Fix: Review your CMP configuration to ensure all consent types are updated together in a single consent update call.
GCM_008 — GCS parameter mismatch (Medium)
GA4 requests contain a gcs parameter that doesn't match the current consent state. For example, gcs=G111 (all granted) was sent when consent was denied.
Fix: This is usually a timing issue.

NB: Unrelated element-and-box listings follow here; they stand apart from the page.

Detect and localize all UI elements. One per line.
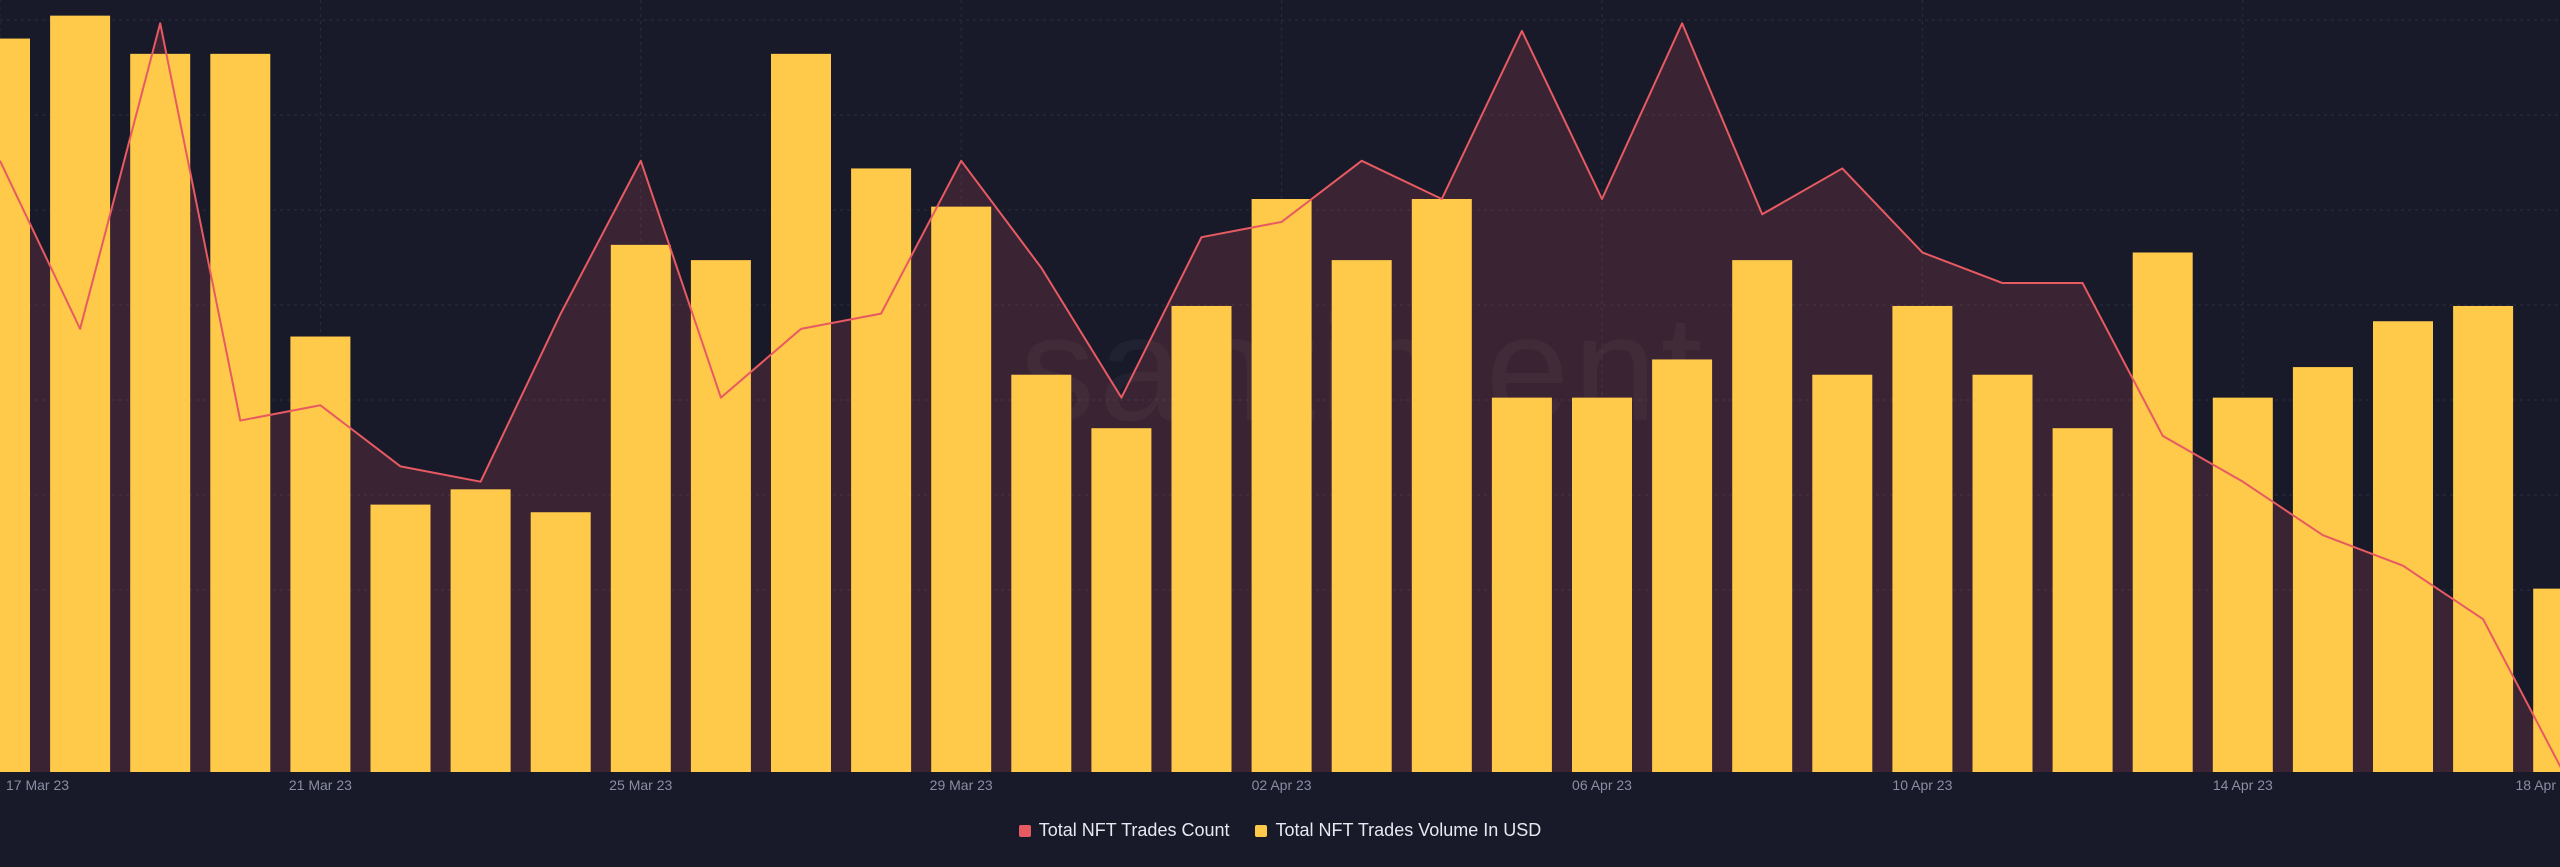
volume-bar[interactable] <box>2132 252 2193 773</box>
legend-item-trades-count[interactable]: Total NFT Trades Count <box>1018 820 1230 841</box>
legend-item-trades-volume[interactable]: Total NFT Trades Volume In USD <box>1255 820 1541 841</box>
volume-bar[interactable] <box>1331 260 1392 772</box>
volume-bar[interactable] <box>690 260 751 772</box>
x-tick-label: 06 Apr 23 <box>1572 777 1632 793</box>
x-tick-label: 18 Apr <box>2516 777 2557 793</box>
volume-bar[interactable] <box>1732 260 1793 772</box>
legend-label-trades-count: Total NFT Trades Count <box>1038 820 1230 840</box>
volume-bar[interactable] <box>0 38 30 773</box>
volume-bar[interactable] <box>2453 305 2514 772</box>
volume-bar[interactable] <box>2292 367 2353 772</box>
volume-bar[interactable] <box>1892 305 1953 772</box>
volume-bar[interactable] <box>130 53 191 772</box>
volume-bar[interactable] <box>370 504 431 772</box>
volume-bar[interactable] <box>210 53 271 772</box>
volume-bar[interactable] <box>931 206 992 772</box>
volume-bar[interactable] <box>1572 397 1632 772</box>
x-tick-label: 10 Apr 23 <box>1892 777 1952 793</box>
volume-bar[interactable] <box>2212 397 2273 772</box>
volume-bar[interactable] <box>50 15 111 772</box>
volume-bar[interactable] <box>1411 199 1472 772</box>
volume-bar[interactable] <box>450 489 511 772</box>
volume-bar[interactable] <box>1652 359 1713 772</box>
bar-layer <box>0 15 2560 773</box>
x-axis: 17 Mar 23 21 Mar 23 25 Mar 23 29 Mar 23 02 A… <box>6 777 2556 793</box>
volume-bar[interactable] <box>851 168 912 772</box>
x-tick-label: 21 Mar 23 <box>289 777 352 793</box>
legend-swatch-trades-count <box>1018 824 1031 837</box>
volume-bar[interactable] <box>530 512 591 772</box>
volume-bar[interactable] <box>1491 397 1552 772</box>
x-tick-label: 25 Mar 23 <box>609 777 672 793</box>
volume-bar[interactable] <box>1812 374 1873 772</box>
volume-bar[interactable] <box>1171 305 1232 772</box>
x-tick-label: 29 Mar 23 <box>930 777 993 793</box>
trades-count-line[interactable] <box>0 22 2560 772</box>
volume-bar[interactable] <box>610 244 671 773</box>
x-tick-label: 14 Apr 23 <box>2213 777 2273 793</box>
volume-bar[interactable] <box>1972 374 2033 772</box>
volume-bar[interactable] <box>2533 588 2560 772</box>
legend-swatch-trades-volume <box>1255 824 1268 837</box>
x-tick-label: 17 Mar 23 <box>6 777 69 793</box>
legend: Total NFT Trades Count Total NFT Trades … <box>0 820 2560 841</box>
x-tick-label: 02 Apr 23 <box>1252 777 1312 793</box>
volume-bar[interactable] <box>2052 428 2113 772</box>
volume-bar[interactable] <box>2373 321 2433 772</box>
legend-label-trades-volume: Total NFT Trades Volume In USD <box>1275 820 1542 840</box>
volume-bar[interactable] <box>1011 374 1072 772</box>
line-layer <box>0 22 2560 772</box>
volume-bar[interactable] <box>1251 199 1312 772</box>
volume-bar[interactable] <box>290 336 351 772</box>
volume-bar[interactable] <box>771 53 831 772</box>
volume-bar[interactable] <box>1091 428 1152 772</box>
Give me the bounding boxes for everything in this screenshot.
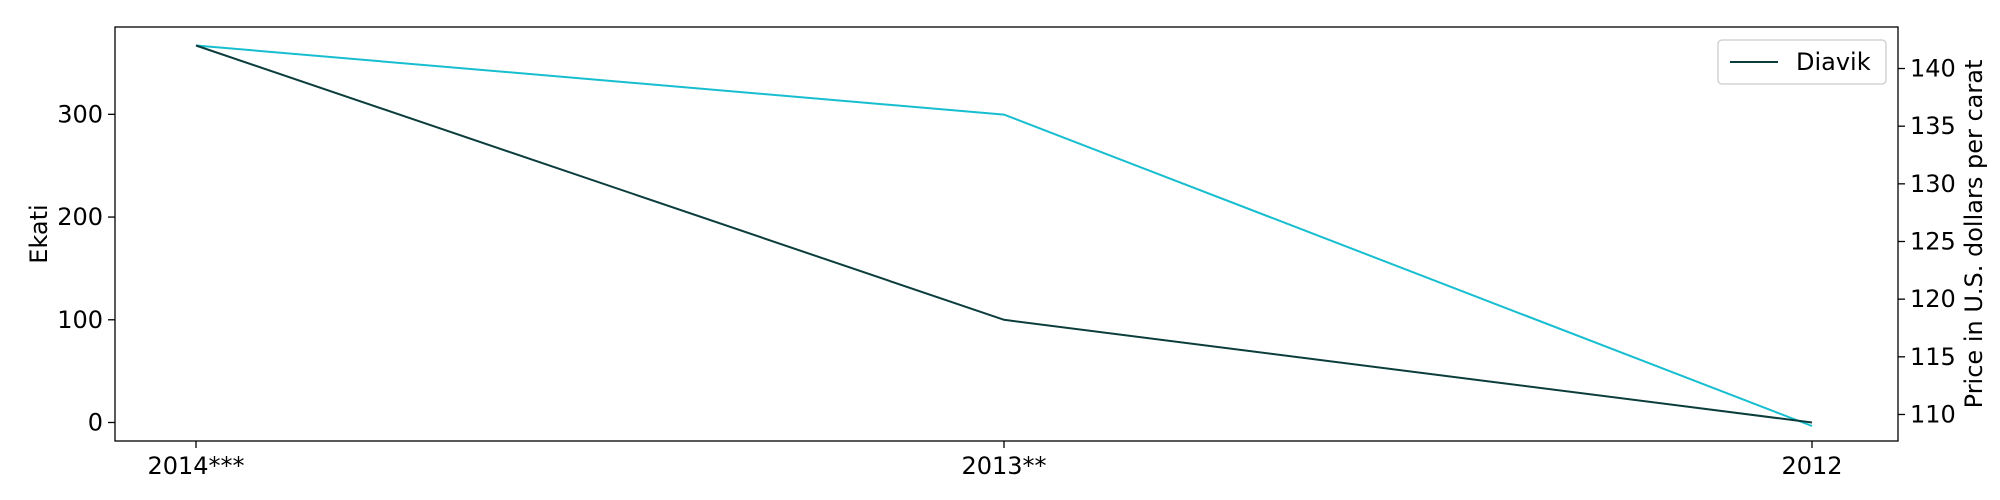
x-tick-label: 2012	[1781, 452, 1842, 480]
right-tick-label: 115	[1910, 343, 1956, 371]
legend-box	[1717, 39, 1887, 85]
left-tick-label: 0	[88, 409, 103, 437]
legend: Diavik	[1717, 39, 1887, 85]
right-tick-label: 140	[1910, 55, 1956, 83]
right-axis-ticks: 110 115 120 125 130 135 140	[1898, 55, 1956, 428]
right-tick-label: 130	[1910, 170, 1956, 198]
right-tick-label: 120	[1910, 285, 1956, 313]
left-axis-ticks: 0 100 200 300	[57, 100, 115, 437]
series-layer	[195, 44, 1813, 427]
right-tick-label: 125	[1910, 227, 1956, 255]
right-tick-label: 110	[1910, 400, 1956, 428]
plot-area	[114, 26, 1899, 442]
left-tick-label: 200	[57, 203, 103, 231]
right-tick-label: 135	[1910, 112, 1956, 140]
series-line-right-axis	[195, 44, 1813, 427]
x-axis-ticks: 2014*** 2013** 2012	[147, 441, 1843, 480]
x-tick-label: 2013**	[961, 452, 1046, 480]
legend-label-diavik: Diavik	[1796, 48, 1871, 76]
y-axis-label-left: Ekati	[25, 204, 53, 263]
x-tick-label: 2014***	[147, 452, 244, 480]
left-tick-label: 100	[57, 306, 103, 334]
series-line-diavik	[195, 44, 1813, 424]
y-axis-label-right: Price in U.S. dollars per carat	[1960, 60, 1988, 409]
left-tick-label: 300	[57, 100, 103, 128]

Ensure consent updates propagate to GA4 before new requests fire.
GCM_009 — Non-compliant vendors before consent (High)
Analytics or advertising vendors made tracking requests before the user interacted with the consent banner, and those requests were not in compliant cookie-less mode.
Note: The following are considered compliant before consent:
- GTM container loader (
gtm.js) and gtag.js library - GA4 requests with
gcs=G100(Advanced Consent Mode / cookie-less) - Microsoft Clarity running in cookie-less mode
Fix: Enable Advanced Consent Mode for GA4. For other vendors, delay loading until consent is granted.
GCM_010 — Non-compliant vendors after reject (Critical)
Tracking vendors made non-compliant requests after the user explicitly rejected consent.
Fix: Ensure all tracking tags stop firing when consent is denied. In GTM, use built-in consent checks on every tag.